Em resumo, comer mais alimentos integrais e menos comidas processadas pela indústria faz com que você consiga ingerir mais calorias porque parte delas vai parar no vaso sanitário.
Damman acrescenta que as fibras e os polifenóis também regulam o apetite no cérebro e, consequentemente, o quanto comemos. O microbioma (os microrganismos que colonizam nosso intestino) transformam esses compostos bioativos em metabólitos, subprodutos moleculares da digestão que naturalmente diminuem a fome. Eles atuam sobre os mesmos hormônios produzidos no intestino sintetizados em remédios como Ozempic e Mounjaro.
No caso dos ultraprocessados, não apenas faltam esses compostos bioativos como os produtos vêm com altas doses de sal, gordura, açúcar e aditivos, que aumenta a palatabilidade deles e aumenta o desejo por comer mais.
Mitocôndrias
O pesquisador também destaca o papel das mitocôndrias em como utilizamos a energia adquirida pela alimentação. Essas organelas usam as calorias dos nossos alimentos como combustível para as funções das células. Pessoas saudáveis têm essa usina energética em pleno funcionamento, mas quando ela não funciona bem temos mais fome, menos massa muscular e mais acúmulo de gordura.
“Essas pessoas (menos saudáveis) têm menos gordura marrom, que é rica em mitocôndrias. Em vez de armazenar calorias, esse tipo de gordura queima energia para produzir calor. Ter menos gordura marrom ajuda a explicar por que algumas pessoas com obesidade têm temperatura corporal mais baixa e por que tem havido um declínio da temperatura corporal nos EUA desde a Revolução Industrial”, escreve o pesquisador.
A saúde das mitocôndrias tem influência de uma série de fatores, como a prática de exercício regular, a qualidade do sono, os níveis de estresse e a alimentação adequada.
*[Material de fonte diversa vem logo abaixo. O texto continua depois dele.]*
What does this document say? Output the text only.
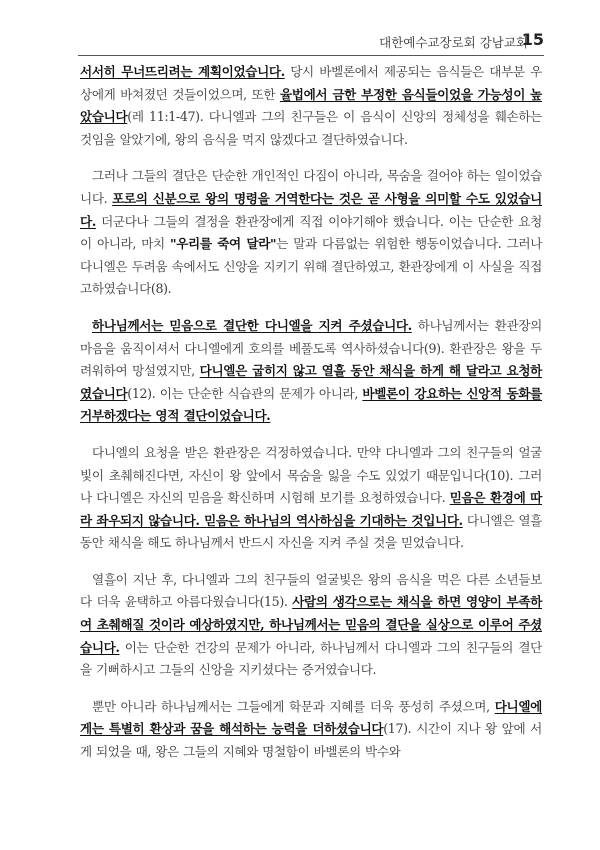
대한예수교장로회 강남교회
15

서서히 무너뜨리려는 계획이었습니다. 당시 바벨론에서 제공되는 음식들은 대부분 우상에게 바쳐졌던 것들이었으며, 또한 율법에서 금한 부정한 음식들이었을 가능성이 높았습니다(레 11:1-47). 다니엘과 그의 친구들은 이 음식이 신앙의 정체성을 훼손하는 것임을 알았기에, 왕의 음식을 먹지 않겠다고 결단하였습니다.

그러나 그들의 결단은 단순한 개인적인 다짐이 아니라, 목숨을 걸어야 하는 일이었습니다. 포로의 신분으로 왕의 명령을 거역한다는 것은 곧 사형을 의미할 수도 있었습니다. 더군다나 그들의 결정을 환관장에게 직접 이야기해야 했습니다. 이는 단순한 요청이 아니라, 마치 "우리를 죽여 달라"는 말과 다름없는 위험한 행동이었습니다. 그러나 다니엘은 두려움 속에서도 신앙을 지키기 위해 결단하였고, 환관장에게 이 사실을 직접 고하였습니다(8).

하나님께서는 믿음으로 결단한 다니엘을 지켜 주셨습니다. 하나님께서는 환관장의 마음을 움직이셔서 다니엘에게 호의를 베풀도록 역사하셨습니다(9). 환관장은 왕을 두려워하여 망설였지만, 다니엘은 굽히지 않고 열흘 동안 채식을 하게 해 달라고 요청하였습니다(12). 이는 단순한 식습관의 문제가 아니라, 바벨론이 강요하는 신앙적 동화를 거부하겠다는 영적 결단이었습니다.

다니엘의 요청을 받은 환관장은 걱정하였습니다. 만약 다니엘과 그의 친구들의 얼굴빛이 초췌해진다면, 자신이 왕 앞에서 목숨을 잃을 수도 있었기 때문입니다(10). 그러나 다니엘은 자신의 믿음을 확신하며 시험해 보기를 요청하였습니다. 믿음은 환경에 따라 좌우되지 않습니다. 믿음은 하나님의 역사하심을 기대하는 것입니다. 다니엘은 열흘 동안 채식을 해도 하나님께서 반드시 자신을 지켜 주실 것을 믿었습니다.

열흘이 지난 후, 다니엘과 그의 친구들의 얼굴빛은 왕의 음식을 먹은 다른 소년들보다 더욱 윤택하고 아름다웠습니다(15). 사람의 생각으로는 채식을 하면 영양이 부족하여 초췌해질 것이라 예상하였지만, 하나님께서는 믿음의 결단을 실상으로 이루어 주셨습니다. 이는 단순한 건강의 문제가 아니라, 하나님께서 다니엘과 그의 친구들의 결단을 기뻐하시고 그들의 신앙을 지키셨다는 증거였습니다.

뿐만 아니라 하나님께서는 그들에게 학문과 지혜를 더욱 풍성히 주셨으며, 다니엘에게는 특별히 환상과 꿈을 해석하는 능력을 더하셨습니다(17). 시간이 지나 왕 앞에 서게 되었을 때, 왕은 그들의 지혜와 명철함이 바벨론의 박수와
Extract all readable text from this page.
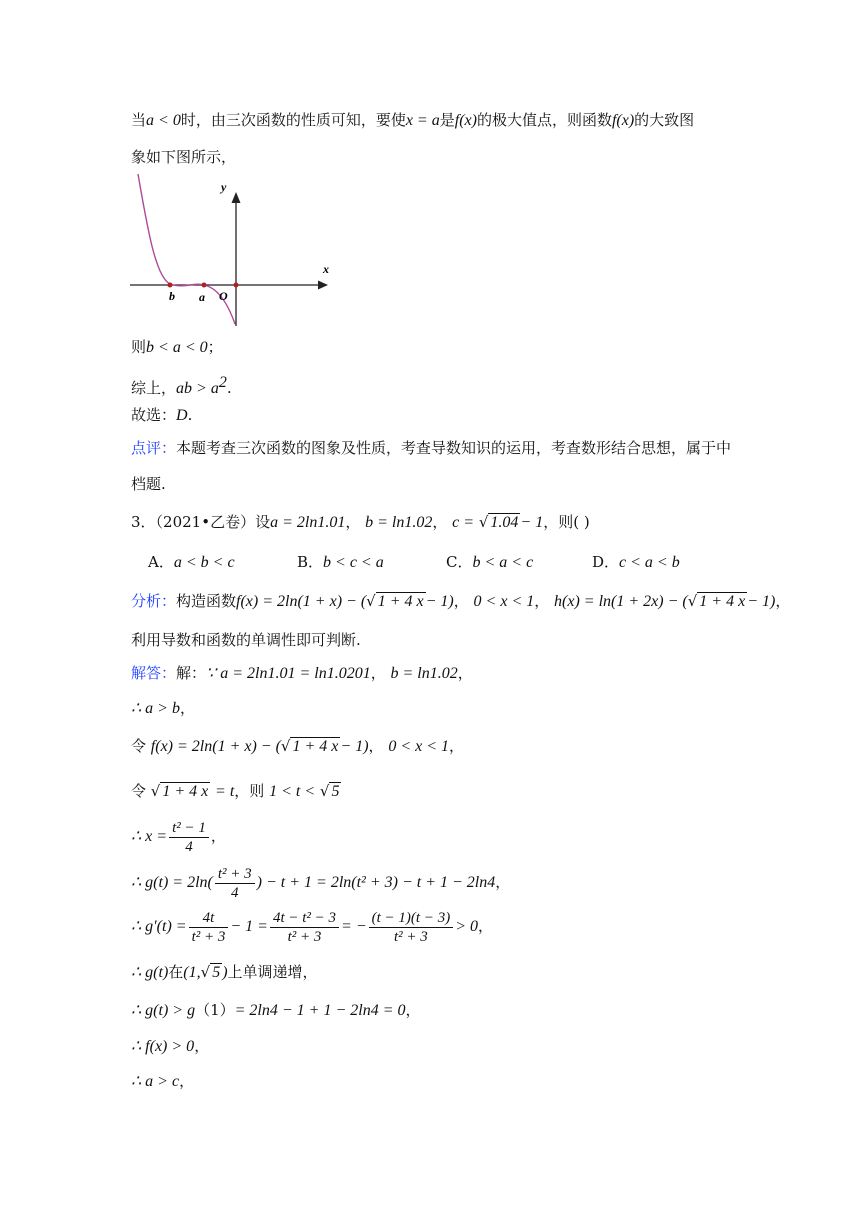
当a < 0时，由三次函数的性质可知，要使x = a是f(x)的极大值点，则函数f(x)的大致图
象如下图所示，
y
x
b a O
则b < a < 0；
综上，ab > $a^2$.
故选：D.
点评：本题考查三次函数的图象及性质，考查导数知识的运用，考查数形结合思想，属于中
档题.
3．（2021•乙卷）设a = 2ln1.01， b = ln1.02， c = √ 1.04 − 1，则( )
A．a < b < c	B．b < c < a	C．b < a < c	D．c < a < b
分析：构造函数f(x) = 2ln(1 + x) − (√ 1 + 4 x − 1)， 0 < x < 1， h(x) = ln(1 + 2x) − (√ 1 + 4 x − 1)，
利用导数和函数的单调性即可判断.
解答：解：∵ a = 2ln1.01 = ln1.0201， b = ln1.02，
∴ a > b，
令 f(x) = 2ln(1 + x) − (√ 1 + 4 x − 1)， 0 < x < 1，
令 √ 1 + 4 x = t，则 1 < t < √ 5
∴ $x = \frac{\text{t² − 1}}{4}$ ，
∴ $g(t) = 2\ln( \frac{\text{t² + 3}}{4}$ ) − t + 1 = 2ln(t² + 3) − t + 1 − 2ln4，
∴ $g'(t) = \frac{4t}{\text{t² + 3}} - 1 = \frac{\text{4t − t² − 3}}{\text{t² + 3}}$ = − $\frac{(t - 1)(t - 3)}{\text{t² + 3}} > 0$，
∴ g(t)在(1,√ 5 )上单调递增，
∴ g(t) > g（1）= 2ln4 − 1 + 1 − 2ln4 = 0，
∴ f(x) > 0，
∴ a > c，
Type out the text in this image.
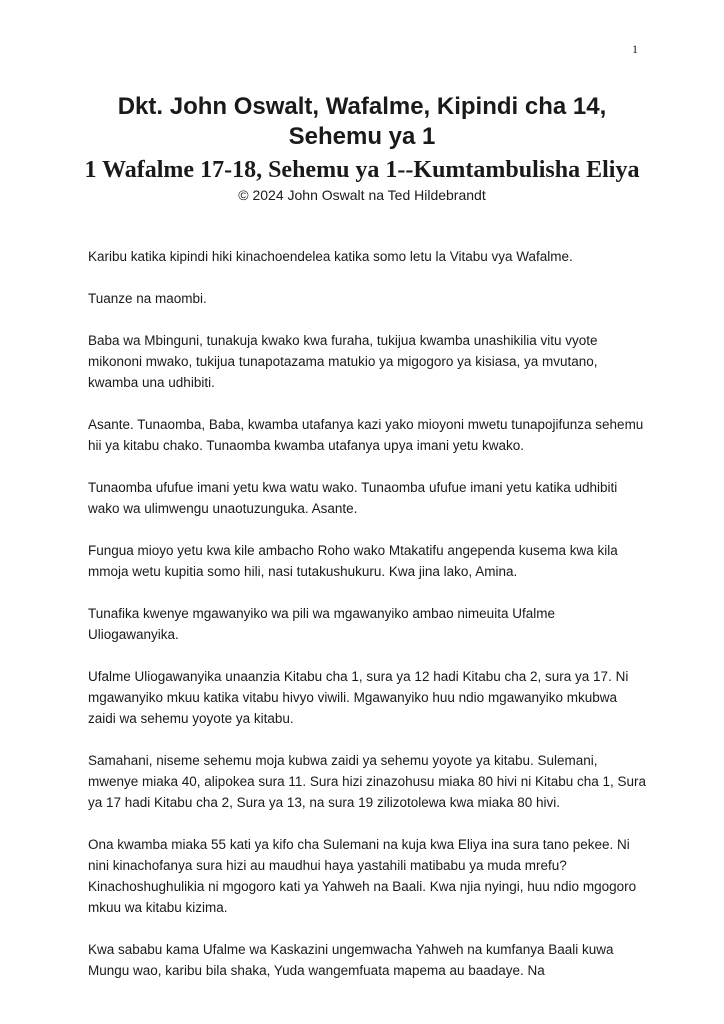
1
Dkt. John Oswalt, Wafalme, Kipindi cha 14, Sehemu ya 1
1 Wafalme 17-18, Sehemu ya 1--Kumtambulisha Eliya
© 2024 John Oswalt na Ted Hildebrandt

Karibu katika kipindi hiki kinachoendelea katika somo letu la Vitabu vya Wafalme.

Tuanze na maombi.

Baba wa Mbinguni, tunakuja kwako kwa furaha, tukijua kwamba unashikilia vitu vyote mikononi mwako, tukijua tunapotazama matukio ya migogoro ya kisiasa, ya mvutano, kwamba una udhibiti.

Asante. Tunaomba, Baba, kwamba utafanya kazi yako mioyoni mwetu tunapojifunza sehemu hii ya kitabu chako. Tunaomba kwamba utafanya upya imani yetu kwako.

Tunaomba ufufue imani yetu kwa watu wako. Tunaomba ufufue imani yetu katika udhibiti wako wa ulimwengu unaotuzunguka. Asante.

Fungua mioyo yetu kwa kile ambacho Roho wako Mtakatifu angependa kusema kwa kila mmoja wetu kupitia somo hili, nasi tutakushukuru. Kwa jina lako, Amina.

Tunafika kwenye mgawanyiko wa pili wa mgawanyiko ambao nimeuita Ufalme Uliogawanyika.

Ufalme Uliogawanyika unaanzia Kitabu cha 1, sura ya 12 hadi Kitabu cha 2, sura ya 17. Ni mgawanyiko mkuu katika vitabu hivyo viwili. Mgawanyiko huu ndio mgawanyiko mkubwa zaidi wa sehemu yoyote ya kitabu.

Samahani, niseme sehemu moja kubwa zaidi ya sehemu yoyote ya kitabu. Sulemani, mwenye miaka 40, alipokea sura 11. Sura hizi zinazohusu miaka 80 hivi ni Kitabu cha 1, Sura ya 17 hadi Kitabu cha 2, Sura ya 13, na sura 19 zilizotolewa kwa miaka 80 hivi.

Ona kwamba miaka 55 kati ya kifo cha Sulemani na kuja kwa Eliya ina sura tano pekee. Ni nini kinachofanya sura hizi au maudhui haya yastahili matibabu ya muda mrefu? Kinachoshughulikia ni mgogoro kati ya Yahweh na Baali. Kwa njia nyingi, huu ndio mgogoro mkuu wa kitabu kizima.

Kwa sababu kama Ufalme wa Kaskazini ungemwacha Yahweh na kumfanya Baali kuwa Mungu wao, karibu bila shaka, Yuda wangemfuata mapema au baadaye. Na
No quesito dieta, estudos mostram que a eficiência mitocondrial é influenciada não apenas pelos macronutrientes essenciais (gordura, proteínas e carboidratos) e micronutrientes como vitaminas e minerais. Também é importante comer fibras, polifenóis e alimentos fermentados, que colaboram com o metabolismo.
O problema, segundo o médico, é que as dietas ocidentais costumam ser pobres nesses compostos bioativos, mais encontrados em dietas como a Mediterrânea e a de Okinawa. São eles: castanhas, sementes, frutas, vegetais, grãos integrais e comidas fermentadas. “Muitos desses compostos passam sem ser digeridos pelo intestino delgado e chegam ao intestino grosso, onde o microbioma os converte em metabólitos. Eles são então absorvidos, influenciando a quantidade de mitocôndrias nas células e seu funcionamento”.
O consumo contínuo de alimentos ultraprocessados, com poucos compostos bioativos, muito sal e aditivos, “prejudica a capacidade do microbioma de produzir os metabólitos necessários para a saúde mitocondrial. O uso excessivo de antibióticos, o estresse e a falta de exercícios também degradam o microbioma e a saúde das mitocôndrias”.